9 May 2009 | Ismaninb
French cinema is back at the front
All connoisseurs and other snobs know that between 1960 and 1980 French cinema was miles ahead of Hollywood. Directors like Melville knew that they could not compete on special effects etcetera because of the smaller budgets. They took the only possible course: do what Hollywood doesn't dare to do. Chrysalis breaks the Hollywood conventions as well and still stands firm in the French tradition. The pale colours remind us of classics like Le Samourai; the Hoffmann character could have been played by Alain Delon in his heydays. Dialogues are minimalistic and therefor highly effective. The two story lines first are independent and gradually merge.
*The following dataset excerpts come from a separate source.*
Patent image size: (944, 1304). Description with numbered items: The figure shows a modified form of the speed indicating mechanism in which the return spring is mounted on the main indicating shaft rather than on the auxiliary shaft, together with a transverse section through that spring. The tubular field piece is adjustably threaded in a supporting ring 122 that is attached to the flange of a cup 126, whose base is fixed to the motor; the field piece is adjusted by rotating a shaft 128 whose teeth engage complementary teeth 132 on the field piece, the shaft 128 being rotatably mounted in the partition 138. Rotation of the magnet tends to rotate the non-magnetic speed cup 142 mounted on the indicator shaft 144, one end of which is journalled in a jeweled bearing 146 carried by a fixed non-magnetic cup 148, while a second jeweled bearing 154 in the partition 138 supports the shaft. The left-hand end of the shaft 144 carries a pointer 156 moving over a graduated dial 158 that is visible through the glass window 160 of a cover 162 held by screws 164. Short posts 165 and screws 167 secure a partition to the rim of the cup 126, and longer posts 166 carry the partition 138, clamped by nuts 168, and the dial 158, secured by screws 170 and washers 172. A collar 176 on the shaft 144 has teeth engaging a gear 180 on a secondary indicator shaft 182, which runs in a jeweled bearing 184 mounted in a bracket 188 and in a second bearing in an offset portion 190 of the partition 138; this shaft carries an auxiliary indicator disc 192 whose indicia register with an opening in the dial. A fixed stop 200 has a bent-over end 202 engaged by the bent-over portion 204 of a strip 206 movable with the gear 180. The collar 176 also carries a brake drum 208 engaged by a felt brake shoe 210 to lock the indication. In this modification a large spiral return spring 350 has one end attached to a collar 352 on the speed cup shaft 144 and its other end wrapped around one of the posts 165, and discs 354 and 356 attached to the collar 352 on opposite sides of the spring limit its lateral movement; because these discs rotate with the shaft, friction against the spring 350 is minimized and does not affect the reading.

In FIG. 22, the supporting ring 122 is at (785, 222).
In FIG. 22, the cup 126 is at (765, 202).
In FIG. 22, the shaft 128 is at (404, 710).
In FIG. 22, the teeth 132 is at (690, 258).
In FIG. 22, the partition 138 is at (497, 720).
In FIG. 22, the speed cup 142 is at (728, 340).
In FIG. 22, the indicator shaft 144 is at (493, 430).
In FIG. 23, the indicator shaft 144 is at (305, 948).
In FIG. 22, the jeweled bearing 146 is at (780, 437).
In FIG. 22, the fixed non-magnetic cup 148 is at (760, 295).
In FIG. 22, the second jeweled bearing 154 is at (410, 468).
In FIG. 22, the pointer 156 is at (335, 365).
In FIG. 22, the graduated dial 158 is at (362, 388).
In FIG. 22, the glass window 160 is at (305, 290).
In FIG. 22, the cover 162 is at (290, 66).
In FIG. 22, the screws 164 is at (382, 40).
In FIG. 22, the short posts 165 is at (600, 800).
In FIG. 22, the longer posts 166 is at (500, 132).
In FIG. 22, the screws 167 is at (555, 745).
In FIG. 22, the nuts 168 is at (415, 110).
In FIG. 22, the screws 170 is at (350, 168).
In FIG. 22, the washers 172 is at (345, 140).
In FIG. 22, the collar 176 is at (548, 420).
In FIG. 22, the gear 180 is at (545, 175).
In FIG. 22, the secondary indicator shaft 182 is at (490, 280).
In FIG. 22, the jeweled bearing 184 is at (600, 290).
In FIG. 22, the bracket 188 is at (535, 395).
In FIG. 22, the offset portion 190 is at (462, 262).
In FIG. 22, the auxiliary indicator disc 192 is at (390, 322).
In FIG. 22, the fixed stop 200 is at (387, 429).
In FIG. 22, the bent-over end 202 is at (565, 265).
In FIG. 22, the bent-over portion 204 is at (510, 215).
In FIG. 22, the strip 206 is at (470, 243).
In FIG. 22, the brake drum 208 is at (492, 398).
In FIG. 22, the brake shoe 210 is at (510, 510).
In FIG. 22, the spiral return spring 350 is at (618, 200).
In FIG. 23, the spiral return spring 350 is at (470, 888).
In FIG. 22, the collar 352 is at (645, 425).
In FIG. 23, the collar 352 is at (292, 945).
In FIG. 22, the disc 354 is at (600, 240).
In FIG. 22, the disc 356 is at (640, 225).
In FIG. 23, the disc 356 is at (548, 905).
Montage between the two is brilliant; every scene makes you longing for the next one. Only halfway the meaning of the opening scene is partly revealed; only near the end you will understand it fully. So some patience and a bigger attention span than average is demanded - and rewarded. The movie has two weak points. First of all there is the plot. Probably I am not fair, but I find it hard to accept the plots of Robocop and Terminator as well. Never will movies like that get more than 8 stars. Second I find the Hoffmann character not that convincing anymore after his "accident". Don't take my criticism too hard. Deviating from the Hollywood norm involves risks so should be praised. Chrysalis is highly entertaining and intriguing, unless you prefer the standard, brainless and predictable stuff. And never I have seen such cold scenery.